By Kouji Kumeta. Released in Japan by Kodansha, serialized in the magazine Monthly Shonen Magazine. Released in North America digitally by Kodansha Comics. Translated by Kevin Gifford.

Kouji Kumeta, back in the olden days when he was romanized as Koji Kumeta, wrote a series called Sayonara, Zetsubou-sensei that was dear to my heart. Featuring a despairing teacher, his eccentric class of students, and overanalysis of Japanese trends and cliches, it ran for 30 volumes and features a very surreal, quite disturbing ending. Sadly, it sold less and less well over here in North America, and petered out with the fourteenth volume. But now, moving from Weekly to Monthly Shonen Magazine, we have a new series from Kumeta, starring a father who desperately wants to hide his profession from his elementary school-aged daughter… because he draws ecchi manga. Indeed, his most popular series, Testicoooool, probably gives you an idea why he does not want his daughter to know this. That said… despite the more realistic premise, this series is for fans of what Kumeta does best: overanalyse things to death, make obscure references, and draw striking poses of most of the characters. The art continues to be fantastic.

There is, to be fair, more of an attempt to hold to the plot and characterization of the title than there ever was with Zetsubou-sensei, which was an excuse for anything to happen. Most of the chapters are about two things: Kakushi’s attempts to hide his manga profession from his daughter and actually drawing the manga with his assistants, and Hime’s school life with her teacher and the cast of Zetsubou… OK, yeah, there’s no getting around that. Hime’s classmates are very obviously elementary school versions of the girls from Zetsubou-sensei. I spotted Chiri, Akira, Nami, Kafuka, Manami, Maria, Matoi… they all have slightly different names, of course, but even then, “Riko Kitsuchi” is clearly “Chiri Kitsu” swapped around. He’s having fun. That said, apart from Riko being a bit overbearing, they don’t ACT like their counterparts. It’s pure fanservice.

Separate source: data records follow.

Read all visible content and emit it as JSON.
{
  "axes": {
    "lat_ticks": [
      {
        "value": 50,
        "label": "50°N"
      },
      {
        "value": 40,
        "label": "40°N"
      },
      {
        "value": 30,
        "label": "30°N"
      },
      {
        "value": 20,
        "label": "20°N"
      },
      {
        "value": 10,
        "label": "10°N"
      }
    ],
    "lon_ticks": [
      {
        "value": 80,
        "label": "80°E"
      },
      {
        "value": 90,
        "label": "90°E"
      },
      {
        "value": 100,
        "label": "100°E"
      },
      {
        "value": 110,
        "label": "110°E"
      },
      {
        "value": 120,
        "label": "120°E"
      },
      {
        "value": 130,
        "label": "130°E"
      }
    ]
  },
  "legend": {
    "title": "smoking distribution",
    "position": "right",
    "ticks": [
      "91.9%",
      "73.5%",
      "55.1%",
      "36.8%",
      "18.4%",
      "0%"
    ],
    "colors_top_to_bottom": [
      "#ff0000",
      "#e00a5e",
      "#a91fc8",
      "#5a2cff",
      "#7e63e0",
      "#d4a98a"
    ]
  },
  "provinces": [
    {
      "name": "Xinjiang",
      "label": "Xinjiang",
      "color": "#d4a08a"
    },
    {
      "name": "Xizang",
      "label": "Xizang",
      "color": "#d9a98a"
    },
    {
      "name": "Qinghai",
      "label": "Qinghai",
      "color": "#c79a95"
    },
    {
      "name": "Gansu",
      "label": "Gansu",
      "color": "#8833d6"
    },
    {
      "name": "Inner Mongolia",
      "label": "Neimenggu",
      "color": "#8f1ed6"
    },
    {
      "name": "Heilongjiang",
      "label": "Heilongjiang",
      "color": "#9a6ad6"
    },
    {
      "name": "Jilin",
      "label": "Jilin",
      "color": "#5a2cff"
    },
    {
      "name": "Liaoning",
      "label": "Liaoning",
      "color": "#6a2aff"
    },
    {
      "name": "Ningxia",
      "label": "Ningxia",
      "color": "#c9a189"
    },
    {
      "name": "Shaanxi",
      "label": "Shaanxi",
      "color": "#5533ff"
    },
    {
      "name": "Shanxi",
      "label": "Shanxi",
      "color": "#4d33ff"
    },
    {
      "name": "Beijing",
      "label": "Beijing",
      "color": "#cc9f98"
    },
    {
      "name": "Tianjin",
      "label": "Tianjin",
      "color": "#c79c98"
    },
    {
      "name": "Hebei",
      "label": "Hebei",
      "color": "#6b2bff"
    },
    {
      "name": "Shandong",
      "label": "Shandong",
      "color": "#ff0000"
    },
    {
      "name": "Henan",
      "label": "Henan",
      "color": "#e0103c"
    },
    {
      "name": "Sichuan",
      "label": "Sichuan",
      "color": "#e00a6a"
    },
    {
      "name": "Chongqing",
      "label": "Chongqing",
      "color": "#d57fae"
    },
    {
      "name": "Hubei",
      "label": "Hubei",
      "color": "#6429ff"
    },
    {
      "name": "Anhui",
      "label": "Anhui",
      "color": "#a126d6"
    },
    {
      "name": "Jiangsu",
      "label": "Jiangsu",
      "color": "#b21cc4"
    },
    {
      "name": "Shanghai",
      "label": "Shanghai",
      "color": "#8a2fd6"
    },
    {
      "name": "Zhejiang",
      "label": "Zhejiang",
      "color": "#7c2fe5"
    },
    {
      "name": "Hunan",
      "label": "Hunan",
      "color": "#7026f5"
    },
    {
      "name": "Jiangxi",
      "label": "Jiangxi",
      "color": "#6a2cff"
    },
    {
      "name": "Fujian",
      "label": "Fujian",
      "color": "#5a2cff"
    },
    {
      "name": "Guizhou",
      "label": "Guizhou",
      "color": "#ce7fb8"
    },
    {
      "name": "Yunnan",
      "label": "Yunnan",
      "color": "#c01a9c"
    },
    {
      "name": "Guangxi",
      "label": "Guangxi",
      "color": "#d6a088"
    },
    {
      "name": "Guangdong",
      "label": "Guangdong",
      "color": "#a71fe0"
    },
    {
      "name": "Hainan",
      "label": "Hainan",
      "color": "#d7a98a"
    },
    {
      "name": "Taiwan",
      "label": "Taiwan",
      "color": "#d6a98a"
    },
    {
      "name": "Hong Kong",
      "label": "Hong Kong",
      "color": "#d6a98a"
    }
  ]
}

Hime’s mother is not in the picture, and Kakushi is shown to be a single parent. This allows him to occasionally be a “harem protagonist”, though like most of those he’s clueless about it. Hime’s teacher clearly has a crush on him, one chapter has him accidentally winning over several single women in the area, and a high school girl trying to be an idol, who finds that Kakushi actually listens to her rambling, might be a stalker in the making. That said, Kakushi only has eyes for his little girl, who he is deeply overprotective of. Many of the chapters show him trying to watch over her and make sure she isn’t bullied by the other kids (which is not going to happen, mostly as Hime is a sweetie pie). As for whether she will find out… well, the manga begins with her, as a high school girl, having the secret deliberately revealed to her, and the end of this volume implies that’s because Kakushi has died. (I’d say that ending is too dark for a comedy manga, but then remember how Zetsubou ended, so maybe…)

It’s the in between that counts, though, and this series ended up running for twelve volumes. I’ll be reading more, though I admit I read it for the creator, not the characters or plot.